Perry Jones III led Baylor (27-7) with 16 points and 11 rebounds. Brady Heslip scored 14 and Deuce Bello came off the bench to add 13 for the Bears, who were again turned away one win short of their first conference tournament title since 1950.
The Bears also lost to Missouri in the 2009 Big 12 title game.
“The biggest thing we haven’t talked about is their experience, five seniors,” Baylor coach Scott Drew said. “They’ve been through situations like this.”
The two teams waged two memorable games during the regular season, Missouri coming out on top both times. The first was an 89-88 victory in Waco in January, when the Tigers made 10 free throws in the closing minute to hold off a furious rally. The second was a 15-point victory in Columbia, a game that was nip-and-tuck until the Tigers went on a second-half charge.
This one wound up being a bit more like the second meeting.
The teams traded blows throughout the first half — Denmon or English would knock down a 3-pointer, Jones or Quincy Miller would find a way to work inside for a matching bucket. The lead never reached double figures even though Missouri threatened it a couple times.
It wasn’t until the final minutes before the half, when Denmon knocked down a jumper and Pressey made two foul shots, that Missouri had some breathing room.
That was part of a 16-5 thrust that spanned the break and gave the Tigers a 57-42 lead, their biggest of the game, and forced Baylor coach Scott Drew to use all but one of his timeouts.
Quincy Acy, playing in his school-record 135th game, finally got on the board with a pair of free throws as Baylor began cutting into the lead.
Two more foul shots by A.J. Walton nipped it back to single digits, and later in the half, an alley-oop jam by Jones off a half-court feed from Pierre Jackson got Baylor within 64-56.
“We just had to get stops,” Acy said. “That’s pretty much the whole game. We had to get stops and we had to convert easies. That’s it.”
Instead, Missouri seemed to keep finding answers.

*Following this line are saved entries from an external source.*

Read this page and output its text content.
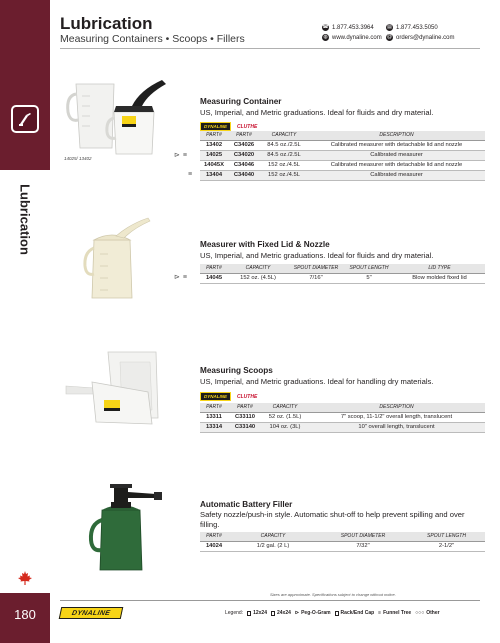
Lubrication
180
Lubrication
Measuring Containers • Scoops • Fillers
☎ 1.877.453.3964	▤ 1.877.453.5050
◍ www.dynaline.com @ orders@dynaline.com
14025/ 13402
Measuring Container
US, Imperial, and Metric graduations. Ideal for fluids and dry material.
DYNALINE	CLUTHE
PART#	PART#	CAPACITY	DESCRIPTION
13402	C34026	84.5 oz./2.5L	Calibrated measurer with detachable lid and nozzle
14025	C34020	84.5 oz./2.5L	Calibrated measurer
14045X	C34046	152 oz./4.5L	Calibrated measurer with detachable lid and nozzle
13404	C34040	152 oz./4.5L	Calibrated measurer
⊳ ≡
≡
Measurer with Fixed Lid & Nozzle
US, Imperial, and Metric graduations. Ideal for fluids and dry material.
PART#	CAPACITY	SPOUT DIAMETER	SPOUT LENGTH	LID TYPE
14045	152 oz. (4.5L)	7/16"	5"	Blow molded fixed lid
⊳ ≡
Measuring Scoops
US, Imperial, and Metric graduations. Ideal for handling dry materials.
DYNALINE	CLUTHE
PART#	PART#	CAPACITY	DESCRIPTION
13311	C33110	52 oz. (1.5L)	7" scoop, 11-1/2" overall length, translucent
13314	C33140	104 oz. (3L)	10" overall length, translucent
Automatic Battery Filler
Safety nozzle/push-in style. Automatic shut-off to help prevent spilling and over filling.
PART#	CAPACITY	SPOUT DIAMETER	SPOUT LENGTH
14024	1/2 gal. (2 L)	7/32"	2-1/2"
Sizes are approximate. Specifications subject to change without notice.
DYNALINE	Legend: 12x24 24x24 ⊳ Peg-O-Gram Rack/End Cap ≡ Funnel Tree ○○○ Other
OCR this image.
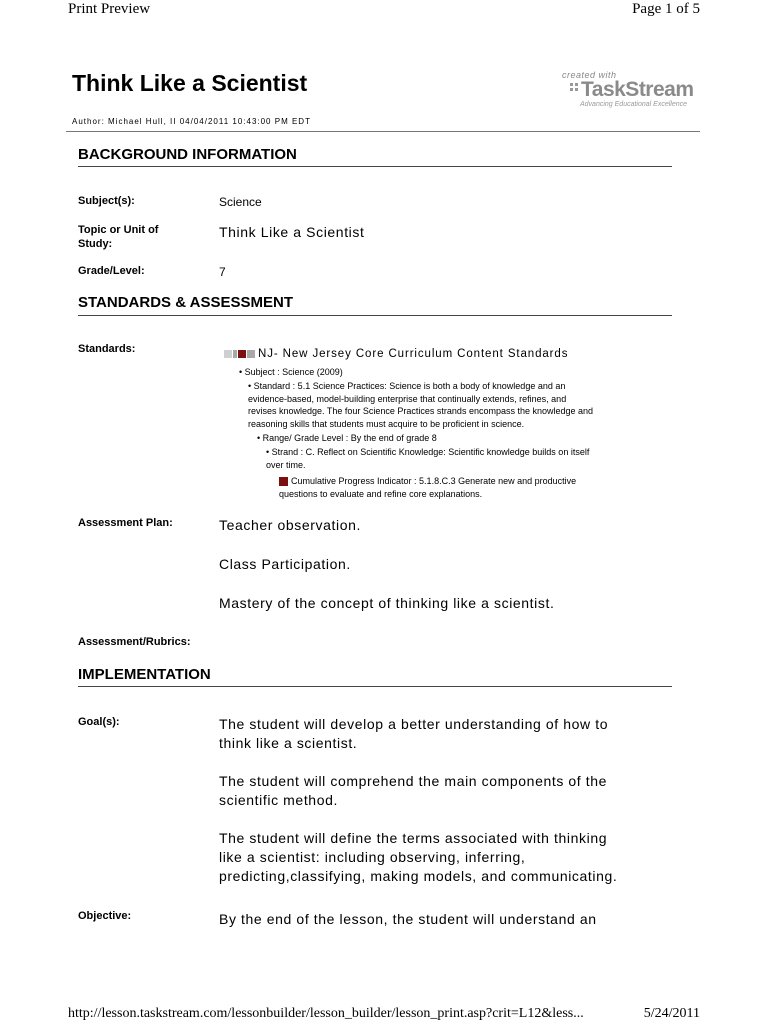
Print Preview	Page 1 of 5
Think Like a Scientist
Author: Michael Hull, II 04/04/2011 10:43:00 PM EDT
created with
TaskStream
Advancing Educational Excellence
BACKGROUND INFORMATION
Subject(s):	Science
Topic or Unit of
Study:
Think Like a Scientist
Grade/Level:	7
STANDARDS & ASSESSMENT
Standards:	NJ- New Jersey Core Curriculum Content Standards
• Subject : Science (2009)
• Standard : 5.1 Science Practices: Science is both a body of knowledge and an
evidence-based, model-building enterprise that continually extends, refines, and
revises knowledge. The four Science Practices strands encompass the knowledge and
reasoning skills that students must acquire to be proficient in science.
• Range/ Grade Level : By the end of grade 8
• Strand : C. Reflect on Scientific Knowledge: Scientific knowledge builds on itself
over time.
Cumulative Progress Indicator : 5.1.8.C.3 Generate new and productive
questions to evaluate and refine core explanations.
Assessment Plan:	Teacher observation.
Class Participation.
Mastery of the concept of thinking like a scientist.
Assessment/Rubrics:
IMPLEMENTATION
Goal(s):	The student will develop a better understanding of how to
think like a scientist.
The student will comprehend the main components of the
scientific method.
The student will define the terms associated with thinking
like a scientist: including observing, inferring,
predicting,classifying, making models, and communicating.
Objective:	By the end of the lesson, the student will understand an
http://lesson.taskstream.com/lessonbuilder/lesson_builder/lesson_print.asp?crit=L12&less...	5/24/2011
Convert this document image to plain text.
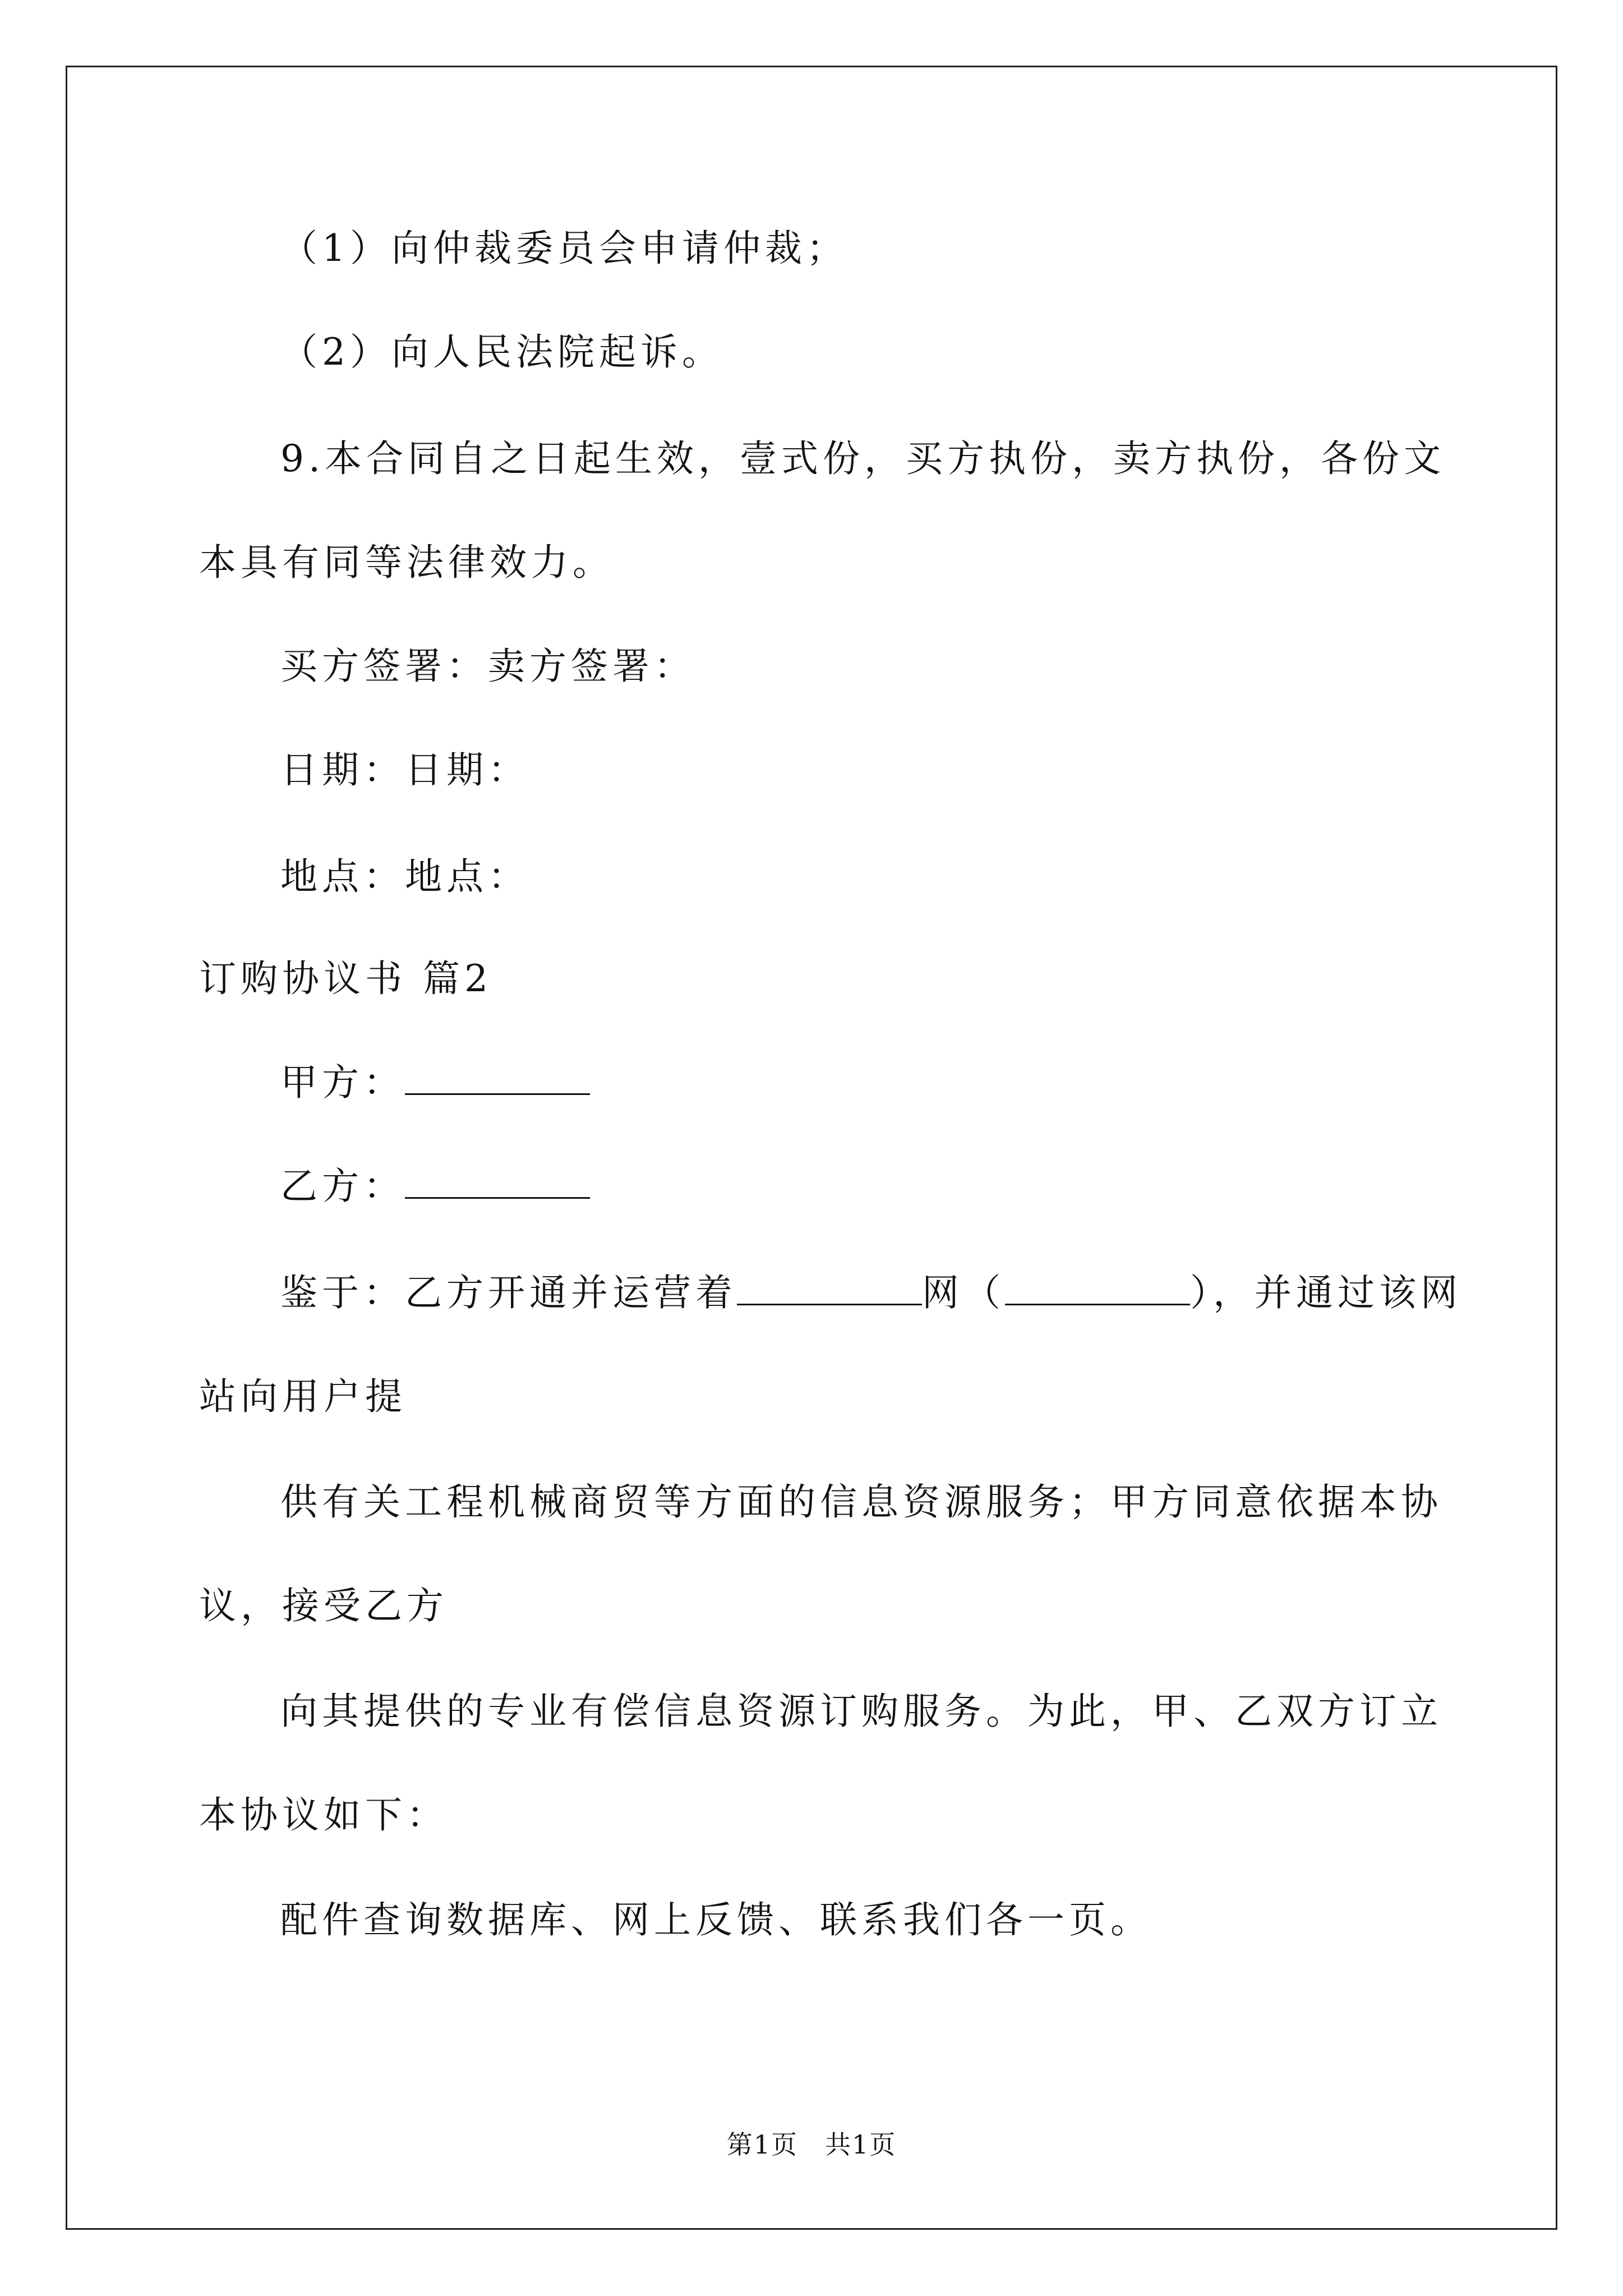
（1）向仲裁委员会申请仲裁；
（2）向人民法院起诉。
9.本合同自之日起生效，壹式份，买方执份，卖方执份，各份文
本具有同等法律效力。
买方签署：卖方签署：
日期：日期：
地点：地点：
订购协议书 篇2
甲方：
乙方：
鉴于：乙方开通并运营着	网（	），并通过该网
站向用户提
供有关工程机械商贸等方面的信息资源服务；甲方同意依据本协
议，接受乙方
向其提供的专业有偿信息资源订购服务。为此，甲、乙双方订立
本协议如下：
配件查询数据库、网上反馈、联系我们各一页。
第1页　共1页
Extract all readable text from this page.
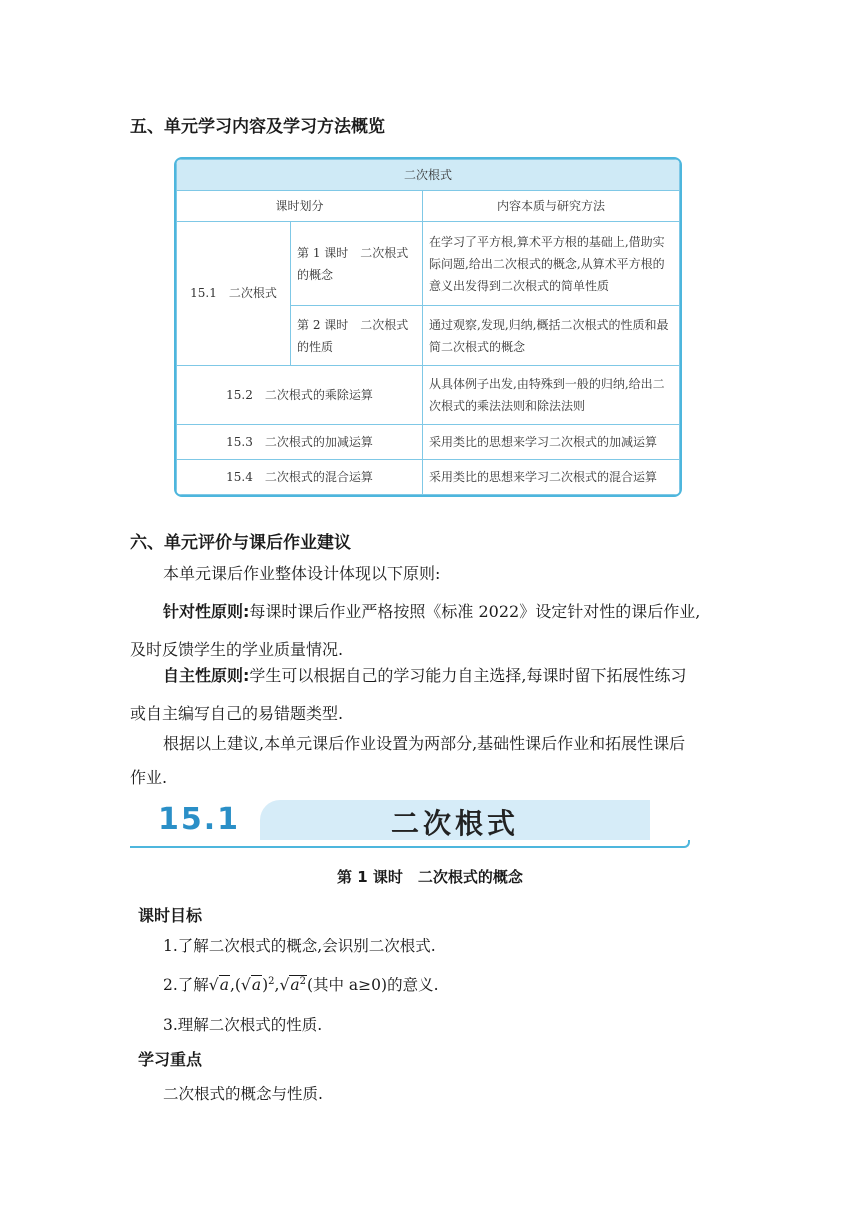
五、单元学习内容及学习方法概览
二次根式		
课时划分		内容本质与研究方法
15.1　二次根式	第 1 课时　二次根式的概念	在学习了平方根,算术平方根的基础上,借助实际问题,给出二次根式的概念,从算术平方根的意义出发得到二次根式的简单性质
	第 2 课时　二次根式的性质	通过观察,发现,归纳,概括二次根式的性质和最简二次根式的概念
15.2　二次根式的乘除运算		从具体例子出发,由特殊到一般的归纳,给出二次根式的乘法法则和除法法则
15.3　二次根式的加减运算		采用类比的思想来学习二次根式的加减运算
15.4　二次根式的混合运算		采用类比的思想来学习二次根式的混合运算
六、单元评价与课后作业建议
本单元课后作业整体设计体现以下原则:
针对性原则:每课时课后作业严格按照《标准 2022》设定针对性的课后作业,
及时反馈学生的学业质量情况.
自主性原则:学生可以根据自己的学习能力自主选择,每课时留下拓展性练习
或自主编写自己的易错题类型.
根据以上建议,本单元课后作业设置为两部分,基础性课后作业和拓展性课后
作业.
15.1	二次根式
第 1 课时　二次根式的概念
课时目标
1.了解二次根式的概念,会识别二次根式.
2.了解$√a,(√a)^2,√a^2$(其中 a≥0)的意义.
3.理解二次根式的性质.
学习重点
二次根式的概念与性质.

Dixon hit a jumper after Perry’s rim-rattling dunk, and English knocked down a three-pointer moments later to restore a double-digit cushion, the swagger-filled junior guard sticking out his tongue and giving a “so-what?” shoulder shrug as he headed back to play defense.
The Tigers continued to pour it on. Pressey hit a three-pointer from about 6 feet beyond the arc, and English followed with another from the exact same spot. This time, he exhorted a partisan crowd packed inside the Sprint Center to rise to its feet with a chant of “M-I-Z, Z-O-U!”
Baylor went on one more spirited run, closing within 77-72 after a 10-2 spurt, but the salty Tigers took care of things from the foul line. They made 10 straight at one point in the closing minutes, putting a tidy bow on one final Big 12 championship.
“The Big 12 has been a phenomenal league and it will continue to be a phenomenal league,” Alden said. “You want to have opportunities, but we never would have had a chance like this if it wasn’t for the Big 12. So for us, going forward, it’s something that we are just appreciative of the opportunity to be associated with a great league.”